Suppose we have two continous functions $f:\mathbb{R} \to \mathbb{R}$ and $g:\mathbb{R} \to \mathbb{R}$ that have $n$ and $k$ zeros respectifly. Let $h=f*g$ (convolution) with $m$ number of zeros. Can we say someting about the relationship between $ m$ and $(n,k)$? For exmaple, is it true that $m \le n+k$?

Answer 1

Without further requirements there is no such simple relation.

Case 1: take $f$ integrable with zero integral (you can do this with $f$ taking the value zero just once), and $g=1$. Then $f*g=0$, therefore $m=\infty,n=1,k=0$.

Case 2: take $f$ with compact support, non-zero integral, and $g=1$. Then $f*g=\|f\|_1>0$, therefore $m=0,n=\infty, k=0$.

The only relation that comes to my mind is the following: if both $f$ and $g$ never take the value zero, then neither does $f*g$, because $f$ and $g$ do not change sign and because a positive (resp. negative) function has positive (resp. negative) integral.

EDIT: You can have $m=2d+1,n=1,k=0$, where $d\in\mathbb N$. I'll sketch the construction.

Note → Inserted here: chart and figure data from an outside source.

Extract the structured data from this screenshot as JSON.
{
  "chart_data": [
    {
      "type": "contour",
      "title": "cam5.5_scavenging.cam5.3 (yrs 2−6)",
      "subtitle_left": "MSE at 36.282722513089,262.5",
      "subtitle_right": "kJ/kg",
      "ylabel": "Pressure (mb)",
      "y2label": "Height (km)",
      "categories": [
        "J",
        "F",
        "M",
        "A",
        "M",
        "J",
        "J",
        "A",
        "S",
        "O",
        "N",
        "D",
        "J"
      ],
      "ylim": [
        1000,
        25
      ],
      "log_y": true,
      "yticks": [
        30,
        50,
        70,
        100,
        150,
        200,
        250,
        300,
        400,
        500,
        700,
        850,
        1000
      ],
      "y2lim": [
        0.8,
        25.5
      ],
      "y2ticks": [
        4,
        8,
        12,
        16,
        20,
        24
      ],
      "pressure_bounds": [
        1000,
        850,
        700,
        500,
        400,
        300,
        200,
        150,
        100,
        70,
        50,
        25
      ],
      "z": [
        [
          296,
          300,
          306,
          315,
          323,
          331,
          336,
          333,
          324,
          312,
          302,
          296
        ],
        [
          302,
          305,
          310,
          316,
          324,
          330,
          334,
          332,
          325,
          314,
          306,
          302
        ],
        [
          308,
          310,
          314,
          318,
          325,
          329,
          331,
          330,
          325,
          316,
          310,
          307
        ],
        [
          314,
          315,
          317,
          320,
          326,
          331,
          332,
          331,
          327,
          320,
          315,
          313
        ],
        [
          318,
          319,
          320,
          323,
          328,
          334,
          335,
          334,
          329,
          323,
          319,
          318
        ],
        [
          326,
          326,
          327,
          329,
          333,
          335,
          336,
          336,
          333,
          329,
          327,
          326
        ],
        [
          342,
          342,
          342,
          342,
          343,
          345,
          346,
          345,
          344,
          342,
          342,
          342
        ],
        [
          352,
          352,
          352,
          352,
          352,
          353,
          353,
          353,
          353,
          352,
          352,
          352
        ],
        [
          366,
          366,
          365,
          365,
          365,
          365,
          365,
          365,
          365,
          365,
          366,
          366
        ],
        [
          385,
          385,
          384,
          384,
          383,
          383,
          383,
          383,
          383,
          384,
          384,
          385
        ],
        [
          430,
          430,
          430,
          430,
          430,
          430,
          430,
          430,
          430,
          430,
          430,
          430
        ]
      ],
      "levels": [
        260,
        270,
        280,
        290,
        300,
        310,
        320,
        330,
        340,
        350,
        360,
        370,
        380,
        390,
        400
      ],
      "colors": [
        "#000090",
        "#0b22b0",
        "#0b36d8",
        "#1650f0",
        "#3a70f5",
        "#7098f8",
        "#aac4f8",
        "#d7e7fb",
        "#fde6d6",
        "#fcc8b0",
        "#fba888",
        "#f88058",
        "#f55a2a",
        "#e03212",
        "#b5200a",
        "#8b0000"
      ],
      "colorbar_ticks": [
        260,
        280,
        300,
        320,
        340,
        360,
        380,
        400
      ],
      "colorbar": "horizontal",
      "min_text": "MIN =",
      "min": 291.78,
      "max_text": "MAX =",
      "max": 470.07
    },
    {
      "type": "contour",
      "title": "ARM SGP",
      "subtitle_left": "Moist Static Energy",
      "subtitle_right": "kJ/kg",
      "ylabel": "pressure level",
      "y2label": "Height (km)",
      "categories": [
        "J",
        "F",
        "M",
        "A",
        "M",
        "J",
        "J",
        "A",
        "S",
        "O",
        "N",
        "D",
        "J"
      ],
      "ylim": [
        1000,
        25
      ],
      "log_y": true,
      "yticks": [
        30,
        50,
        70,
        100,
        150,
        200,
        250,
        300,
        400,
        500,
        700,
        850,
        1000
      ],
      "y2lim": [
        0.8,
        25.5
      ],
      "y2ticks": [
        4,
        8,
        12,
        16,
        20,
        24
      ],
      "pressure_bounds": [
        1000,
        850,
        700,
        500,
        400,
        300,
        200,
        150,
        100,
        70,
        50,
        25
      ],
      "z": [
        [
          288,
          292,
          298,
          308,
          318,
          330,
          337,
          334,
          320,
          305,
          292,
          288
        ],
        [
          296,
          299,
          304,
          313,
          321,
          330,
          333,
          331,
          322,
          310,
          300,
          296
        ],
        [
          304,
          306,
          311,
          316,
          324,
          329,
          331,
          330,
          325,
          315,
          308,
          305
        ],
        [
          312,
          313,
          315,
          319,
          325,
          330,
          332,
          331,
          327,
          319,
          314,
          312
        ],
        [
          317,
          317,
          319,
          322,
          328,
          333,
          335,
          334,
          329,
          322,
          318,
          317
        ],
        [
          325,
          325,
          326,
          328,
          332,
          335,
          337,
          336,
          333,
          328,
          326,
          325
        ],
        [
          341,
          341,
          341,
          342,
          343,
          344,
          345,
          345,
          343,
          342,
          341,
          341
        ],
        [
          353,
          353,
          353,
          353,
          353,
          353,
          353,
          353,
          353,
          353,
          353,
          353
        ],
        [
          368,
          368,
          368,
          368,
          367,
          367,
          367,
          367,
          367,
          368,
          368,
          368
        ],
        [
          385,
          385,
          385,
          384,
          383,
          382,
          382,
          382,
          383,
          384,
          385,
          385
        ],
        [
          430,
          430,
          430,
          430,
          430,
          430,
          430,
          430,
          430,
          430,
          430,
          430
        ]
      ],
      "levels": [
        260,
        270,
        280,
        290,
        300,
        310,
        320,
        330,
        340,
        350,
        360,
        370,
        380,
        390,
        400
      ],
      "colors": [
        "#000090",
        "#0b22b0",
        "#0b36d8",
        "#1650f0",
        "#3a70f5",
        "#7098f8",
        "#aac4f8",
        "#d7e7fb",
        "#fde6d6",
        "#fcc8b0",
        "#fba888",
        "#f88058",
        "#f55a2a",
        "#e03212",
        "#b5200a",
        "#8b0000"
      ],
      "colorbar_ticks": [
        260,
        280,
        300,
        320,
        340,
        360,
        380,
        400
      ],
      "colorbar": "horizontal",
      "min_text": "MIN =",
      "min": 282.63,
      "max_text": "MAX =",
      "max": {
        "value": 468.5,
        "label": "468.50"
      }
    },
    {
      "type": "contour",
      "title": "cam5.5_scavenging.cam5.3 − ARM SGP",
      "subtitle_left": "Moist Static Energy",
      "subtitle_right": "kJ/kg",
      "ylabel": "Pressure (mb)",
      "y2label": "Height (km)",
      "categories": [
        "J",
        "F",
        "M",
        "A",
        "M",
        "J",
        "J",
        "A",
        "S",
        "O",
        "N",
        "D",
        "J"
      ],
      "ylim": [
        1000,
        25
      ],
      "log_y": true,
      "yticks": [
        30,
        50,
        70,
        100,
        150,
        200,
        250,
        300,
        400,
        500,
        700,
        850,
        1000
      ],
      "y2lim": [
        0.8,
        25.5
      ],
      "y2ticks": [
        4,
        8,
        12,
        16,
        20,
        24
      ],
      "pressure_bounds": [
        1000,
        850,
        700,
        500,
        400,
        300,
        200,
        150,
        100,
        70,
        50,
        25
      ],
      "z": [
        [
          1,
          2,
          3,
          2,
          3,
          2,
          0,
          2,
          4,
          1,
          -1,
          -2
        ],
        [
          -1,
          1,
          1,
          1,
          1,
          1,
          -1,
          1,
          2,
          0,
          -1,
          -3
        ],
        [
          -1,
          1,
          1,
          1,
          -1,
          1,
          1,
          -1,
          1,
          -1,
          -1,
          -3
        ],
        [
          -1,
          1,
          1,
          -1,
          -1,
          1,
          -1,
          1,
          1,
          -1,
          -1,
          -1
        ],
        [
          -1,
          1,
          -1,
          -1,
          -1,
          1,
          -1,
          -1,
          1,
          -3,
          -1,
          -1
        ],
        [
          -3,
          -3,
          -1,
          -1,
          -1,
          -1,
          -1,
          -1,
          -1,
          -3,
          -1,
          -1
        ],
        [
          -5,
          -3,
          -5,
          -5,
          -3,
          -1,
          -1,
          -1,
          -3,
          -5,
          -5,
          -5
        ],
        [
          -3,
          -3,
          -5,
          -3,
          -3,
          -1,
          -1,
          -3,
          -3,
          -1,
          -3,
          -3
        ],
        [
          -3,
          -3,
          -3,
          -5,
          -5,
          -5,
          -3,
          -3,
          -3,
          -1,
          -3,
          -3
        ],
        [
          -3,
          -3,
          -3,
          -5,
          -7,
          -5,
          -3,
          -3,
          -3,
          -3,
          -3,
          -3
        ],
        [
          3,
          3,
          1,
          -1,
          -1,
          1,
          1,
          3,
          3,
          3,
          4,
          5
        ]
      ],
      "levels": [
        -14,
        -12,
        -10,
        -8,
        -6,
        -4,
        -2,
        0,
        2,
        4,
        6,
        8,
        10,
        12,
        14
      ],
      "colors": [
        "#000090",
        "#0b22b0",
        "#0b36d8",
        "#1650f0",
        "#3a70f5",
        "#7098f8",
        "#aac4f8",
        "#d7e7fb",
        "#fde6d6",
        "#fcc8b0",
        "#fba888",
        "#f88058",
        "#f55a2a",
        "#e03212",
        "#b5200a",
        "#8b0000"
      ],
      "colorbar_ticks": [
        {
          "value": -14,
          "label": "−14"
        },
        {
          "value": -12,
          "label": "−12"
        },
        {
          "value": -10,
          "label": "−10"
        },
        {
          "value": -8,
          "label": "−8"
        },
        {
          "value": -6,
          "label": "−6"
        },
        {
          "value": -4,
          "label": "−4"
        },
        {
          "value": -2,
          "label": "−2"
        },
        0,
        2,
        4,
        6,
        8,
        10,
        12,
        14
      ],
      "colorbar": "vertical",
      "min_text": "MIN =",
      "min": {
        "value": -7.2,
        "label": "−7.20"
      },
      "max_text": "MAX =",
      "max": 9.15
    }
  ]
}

1) Consider the function $f=\chi_{(-1,0)}-\chi_{(0,1)}$ (this has an infinite number of zeros, but we will modify it later). Take $g$ of the form $$g(x)=1+\sum_{i=1}^{d}\chi_{\left(0,1\right)}(x-10i)$$ which is made of $d$ bumps, separated by a distance $10$ (this particular value is not important, it's just so that when taking the convolution with $f$, if one bump "interact" with $f$ the others don't). The $1$ in the front is to make $g$ strictly positive, and doesn't change the convolution with $f$ because the latter has zero integral.

2) The convolution $f*g$ will be $-1$ at the points $-(10i+\frac12)$ and $+1$ at the points $-(10i-\frac12)$, with $i=1,\ldots, d$. By continuity between them there must be a zero.

3) Now modify both $f$ and $g$ a bit, making them continuous and making $f$ positive. For example take the convolution (!) with a kernel $\eta_\varepsilon\in C(\mathbb R)$, built starting from $\eta\in C(\mathbb R)$ with integral one, strictly positive, symmetric, strictly radially decreasing, and setting $\eta_\varepsilon(x)=\frac{1}{\varepsilon}\eta(\frac{x}{\varepsilon})$.

If $\varepsilon$ is sufficiently small all the desired properties will still hold, but now $f$ will be zero only at the origin.